La Ligue arabe a imploré mardi les Nations Unies de sortir de leur inaction face à «la machine à tuer» du régime syrien, mais Damas et son allié russe ne semblaient pas prêts à céder à la pression mise par les pays occidentaux au Conseil de sécurité.

Les 15 pays membres du Conseil, dont plusieurs représentés par leur ministre des Affaires étrangères, ont entendu le représentant de la Ligue arabe leur demander de mettre fin à la «tragédie humanitaire» qui a fait au moins 5000 morts depuis mars dernier, en adoptant un projet de résolution.

«Nous ne demandons pas une intervention militaire (...) nous ne sommes pas en faveur d'un changement de régime mais nous prônons des pressions économiques», a plaidé le Premier ministre du Qatar cheikh Hamad ben Jassem Al Thani, qui préside le Comité de la Ligue arabe sur la Syrie.

«Le gouvernement syrien n'a fait aucun effort sincère pour coopérer. L'effusion de sang a continué et la machine à tuer est toujours à l'oeuvre», a-t-il ajouté.

Le projet de résolution reprend les grandes lignes d'un plan proposé par la Ligue arabe, mais aucun vote n'était prévu mardi, selon des diplomates.
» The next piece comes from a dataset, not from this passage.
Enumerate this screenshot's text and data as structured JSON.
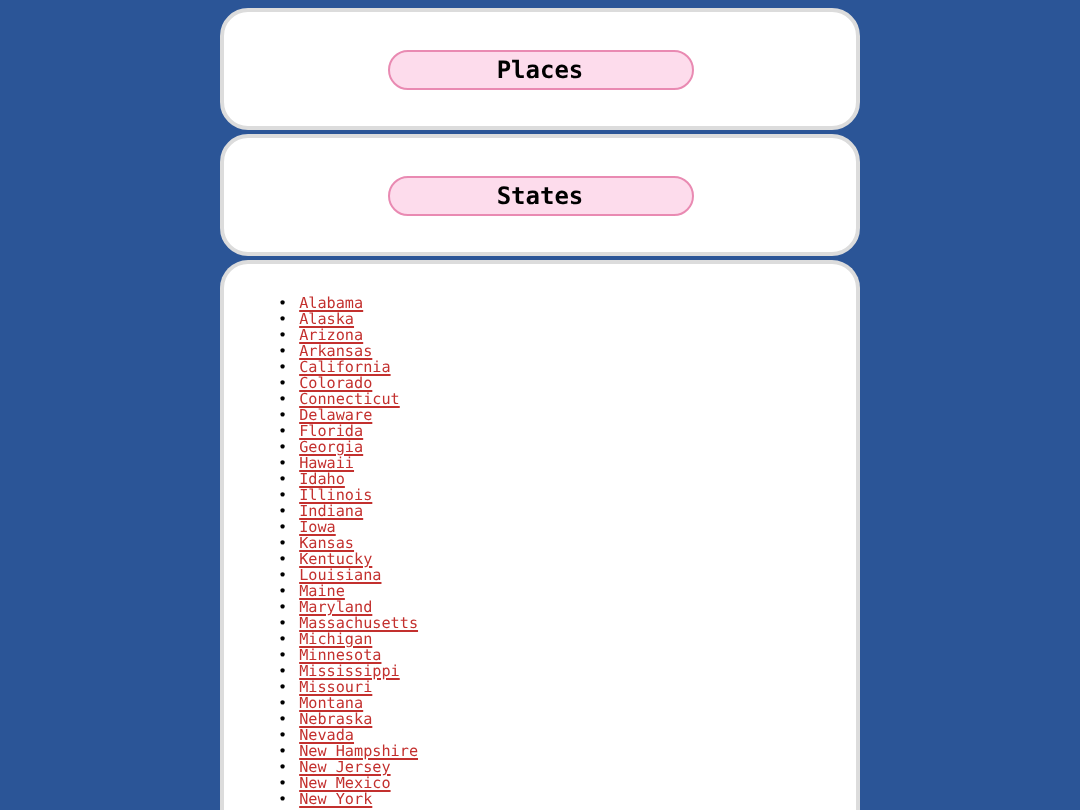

Sa dernière version donne quelques gages à la Russie, soulignant la nécessité de résoudre la crise «de manière pacifique» et précisant condamner «toute violence, d'où quelle vienne», ajouts jugés pour l'instant insuffisants par Moscou.
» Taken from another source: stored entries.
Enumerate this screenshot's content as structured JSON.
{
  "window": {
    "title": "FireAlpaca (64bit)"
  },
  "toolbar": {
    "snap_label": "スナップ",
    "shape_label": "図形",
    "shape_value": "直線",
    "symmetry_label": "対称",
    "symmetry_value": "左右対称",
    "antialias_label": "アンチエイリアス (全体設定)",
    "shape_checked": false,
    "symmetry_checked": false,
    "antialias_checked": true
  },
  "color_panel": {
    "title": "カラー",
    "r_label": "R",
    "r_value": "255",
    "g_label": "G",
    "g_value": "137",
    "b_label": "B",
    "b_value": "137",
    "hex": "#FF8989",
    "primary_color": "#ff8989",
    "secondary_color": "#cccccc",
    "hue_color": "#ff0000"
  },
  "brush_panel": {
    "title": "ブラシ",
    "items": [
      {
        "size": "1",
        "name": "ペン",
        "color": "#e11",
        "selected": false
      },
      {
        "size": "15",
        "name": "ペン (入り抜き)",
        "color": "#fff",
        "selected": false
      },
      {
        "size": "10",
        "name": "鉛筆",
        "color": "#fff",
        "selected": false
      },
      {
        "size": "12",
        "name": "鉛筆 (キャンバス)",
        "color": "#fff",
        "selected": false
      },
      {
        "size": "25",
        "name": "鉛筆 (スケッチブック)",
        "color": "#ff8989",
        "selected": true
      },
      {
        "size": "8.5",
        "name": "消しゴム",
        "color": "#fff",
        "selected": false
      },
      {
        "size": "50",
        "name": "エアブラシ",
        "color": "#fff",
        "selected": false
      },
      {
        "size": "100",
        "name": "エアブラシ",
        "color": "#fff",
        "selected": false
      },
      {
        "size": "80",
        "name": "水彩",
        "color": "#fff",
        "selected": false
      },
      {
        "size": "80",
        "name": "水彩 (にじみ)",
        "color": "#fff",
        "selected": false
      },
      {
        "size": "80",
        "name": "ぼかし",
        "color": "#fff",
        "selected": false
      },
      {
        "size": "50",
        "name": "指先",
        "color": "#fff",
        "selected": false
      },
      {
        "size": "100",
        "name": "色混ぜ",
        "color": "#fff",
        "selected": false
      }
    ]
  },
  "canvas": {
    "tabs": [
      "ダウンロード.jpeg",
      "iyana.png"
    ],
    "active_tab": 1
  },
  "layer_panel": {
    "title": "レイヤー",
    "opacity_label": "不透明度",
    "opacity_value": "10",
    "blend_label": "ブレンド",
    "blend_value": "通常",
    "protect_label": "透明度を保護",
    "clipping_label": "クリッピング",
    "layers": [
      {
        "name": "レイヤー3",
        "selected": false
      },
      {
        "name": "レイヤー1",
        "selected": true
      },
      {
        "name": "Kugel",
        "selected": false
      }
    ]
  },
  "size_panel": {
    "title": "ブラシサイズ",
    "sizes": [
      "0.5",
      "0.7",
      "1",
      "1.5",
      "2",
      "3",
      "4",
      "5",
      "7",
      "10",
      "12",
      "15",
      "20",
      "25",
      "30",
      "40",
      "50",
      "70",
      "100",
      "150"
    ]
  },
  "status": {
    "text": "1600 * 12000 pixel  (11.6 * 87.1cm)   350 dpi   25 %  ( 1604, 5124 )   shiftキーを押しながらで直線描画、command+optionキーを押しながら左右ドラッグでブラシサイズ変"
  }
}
L'ambassadeur de Syrie à l'ONU, Bachar Jaafari, a rejeté ce projet, assurant que Damas ferait «fermement face à ses ennemis». Il a accusé les puissances occidentales et la Ligue arabe de «fomenter la crise».

Son allié russe a estimé que l'ONU n'avait pas à se mêler des affaires de la Syrie, malgré les appels lancés par les chefs de la diplomatie des Etats-Unis, de France et du Royaume-Uni.

L'ambassadeur russe à l'ONU Vitali Tchourkine a cependant dit que la dernière mouture du projet de résolution contenait «certains éléments (...) qui donnent l'espoir» d'un compromis.

Selon des diplomates américains, la secrétaire d'État américaine Hillary Clinton a tenté en vain avant la réunion de joindre au téléphone son homologue Sergueï Lavrov, en voyage en Australie.

Encore 22 morts mardi

Au sortir de la réunion, le chef de la diplomatie française Alain Juppé a  estimé qu'il restait «une chance» de parvenir à un compromis avec Moscou «dans les prochains jours», en particulier sur le sort du président Bachar al-Assad, un des points d'achoppement.

Son homologue britannique William Hague a évoqué «des discussions avec la Russie et les autres pays dans les prochaines 24 heures pour voir si nous pouvons progresser».

Les trois ministres se sont efforcés de répondre aux objections de la Russie et de la Chine, qui voient dans le dossier syrien le risque d'une répétition de l'affaire libyenne et répugnent à demander le départ du pouvoir du président Assad.

«Certains membres du Conseil s'inquiètent du risque d'une autre Libye, c'est une mauvaise comparaison», a plaidé Mme Clinton.

«La Syrie n'est pas la Libye», a affirmé M. Juppé. «Rien, absolument rien, dans le projet de résolution (...) ne peut être interprété comme une autorisation de recours à la force. Nous n'avons nulle intention d'imposer de l'extérieur un quelconque régime politique», a-t-il souligné.

Depuis une semaine, au moins 400 personnes ont péri. Mardi, les violences ont fait au moins 22 morts, essentiellement dans des opérations menées par les forces du régime, tandis que des combats entre armée et dissidents faisaient rages dans les provinces d'Idleb, Homs et Damas, selon l'Observatoire syrien des droits de l'homme (OSDH).

«La force de feu mise en oeuvre est la plus violente depuis le début de la révolution syrienne» en mars 2011, a commenté Rami Abdel Rahmane, président de l'OSDH, basé au Royaume-Uni.

M. Assad a rendu visite mardi à des soldats blessés dont il a loué le courage pour défendre le pays contre les «bandes terroristes armées», selon l'agence officielle Sana. Et les autorités ont assuré avoir porté depuis trois jours «des coups durs» aux «groupes terroristes armés».

Mais le chef de l'Armée syrienne libre (ASL), le colonel Riad al-Assaad, a affirmé que «50% du territoire» n'était plus sous le contrôle du régime, tout en précisant que ses forces n'avaient pas pour autant les moyens de prendre la main dans ces zones.